My approach to disambiguation uses a corpus of English texts and their Irish translations, aligned sentence-by-sentence. Consider for example the word bruach which has “bank” as one of its glosses. I extract all Irish sentences containing bruach (or bhruach, mbruach, etc.) and the corresponding English sentences. Some of the English sentences will contain the word “bank”, and the hope is that the additional context provided by these sentences can be used to decide which is the correct sense of “bank” using standard techniques in word-sense disambiguation. To ensure enough data are available, I am very inclusive about what goes into the bilingual corpus. For example, the Irish words and their glosses are included, even though they do not form complete sentences. In fact, the glosses alone are often sufficient to determine the correct sense. This fact is well-known to lexicographers, including Ó Dónaill et al, who gloss words like feileastram with two ambiguous English words (“flag, iris”) but with no fear of confusion. The original version of the thesaurus from 2003 relied primarily on the glosses for disambiguation since I had not yet created the big bilingual corpus.
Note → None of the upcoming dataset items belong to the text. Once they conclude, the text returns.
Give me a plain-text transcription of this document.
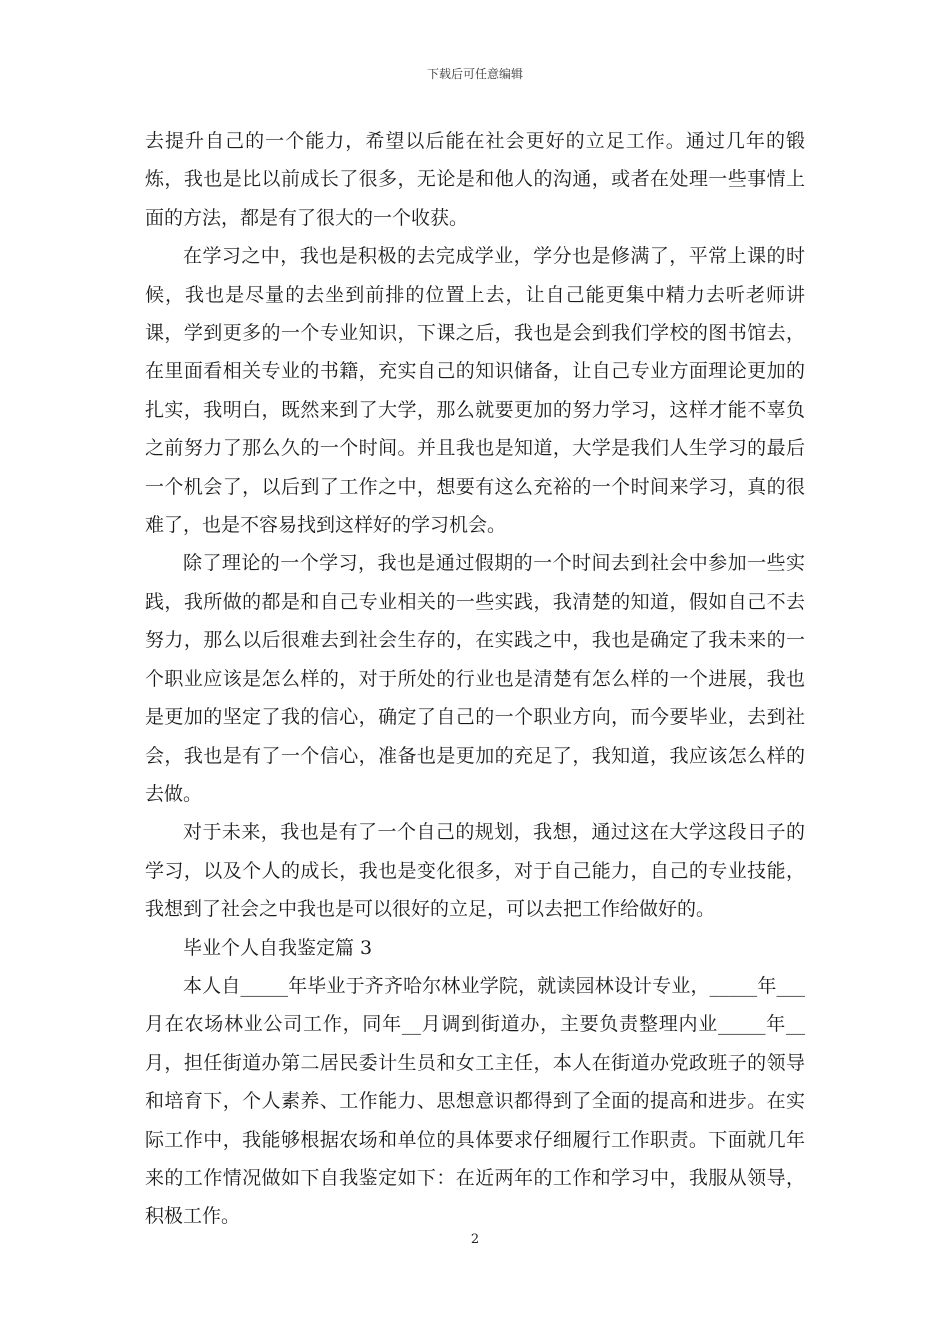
下载后可任意编辑

去提升自己的一个能力，希望以后能在社会更好的立足工作。通过几年的锻炼，我也是比以前成长了很多，无论是和他人的沟通，或者在处理一些事情上面的方法，都是有了很大的一个收获。

在学习之中，我也是积极的去完成学业，学分也是修满了，平常上课的时候，我也是尽量的去坐到前排的位置上去，让自己能更集中精力去听老师讲课，学到更多的一个专业知识，下课之后，我也是会到我们学校的图书馆去，在里面看相关专业的书籍，充实自己的知识储备，让自己专业方面理论更加的扎实，我明白，既然来到了大学，那么就要更加的努力学习，这样才能不辜负之前努力了那么久的一个时间。并且我也是知道，大学是我们人生学习的最后一个机会了，以后到了工作之中，想要有这么充裕的一个时间来学习，真的很难了，也是不容易找到这样好的学习机会。

除了理论的一个学习，我也是通过假期的一个时间去到社会中参加一些实践，我所做的都是和自己专业相关的一些实践，我清楚的知道，假如自己不去努力，那么以后很难去到社会生存的，在实践之中，我也是确定了我未来的一个职业应该是怎么样的，对于所处的行业也是清楚有怎么样的一个进展，我也是更加的坚定了我的信心，确定了自己的一个职业方向，而今要毕业，去到社会，我也是有了一个信心，准备也是更加的充足了，我知道，我应该怎么样的去做。

对于未来，我也是有了一个自己的规划，我想，通过这在大学这段日子的学习，以及个人的成长，我也是变化很多，对于自己能力，自己的专业技能，我想到了社会之中我也是可以很好的立足，可以去把工作给做好的。

毕业个人自我鉴定篇 3

本人自_____年毕业于齐齐哈尔林业学院，就读园林设计专业，_____年___月在农场林业公司工作，同年__月调到街道办，主要负责整理内业_____年__月，担任街道办第二居民委计生员和女工主任，本人在街道办党政班子的领导和培育下，个人素养、工作能力、思想意识都得到了全面的提高和进步。在实际工作中，我能够根据农场和单位的具体要求仔细履行工作职责。下面就几年来的工作情况做如下自我鉴定如下：在近两年的工作和学习中，我服从领导，积极工作。

2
Another important technical note: I don't in fact map Irish words directly to Princeton synsets. This is because for many words, the sense distinctions made by the Princeton lexicographers are too fine even for intelligent non-lexicographers to make reliably, and certainly too fine for statistical methods. In addition, there are many distinctions made in Irish that are not made in English (e.g. “dearg” vs. “rua” in Irish would map to a single Princeton synset) and these are precisely the distinctions one does not want to give up in a monolingual Irish language resource. So for these reasons I added a separate layer — an “intermediate wordnet” — between Irish and English with mappings in both directions. It's still really an English wordnet, but one that is tailored to the needs of Irish. Tomás de Bhaldraithe's English-Irish dictionary was very useful in constructing this; the senses given by de Bhaldraithe under each English word give a rough first approximation of the sense inventory of the intermediate wordnet.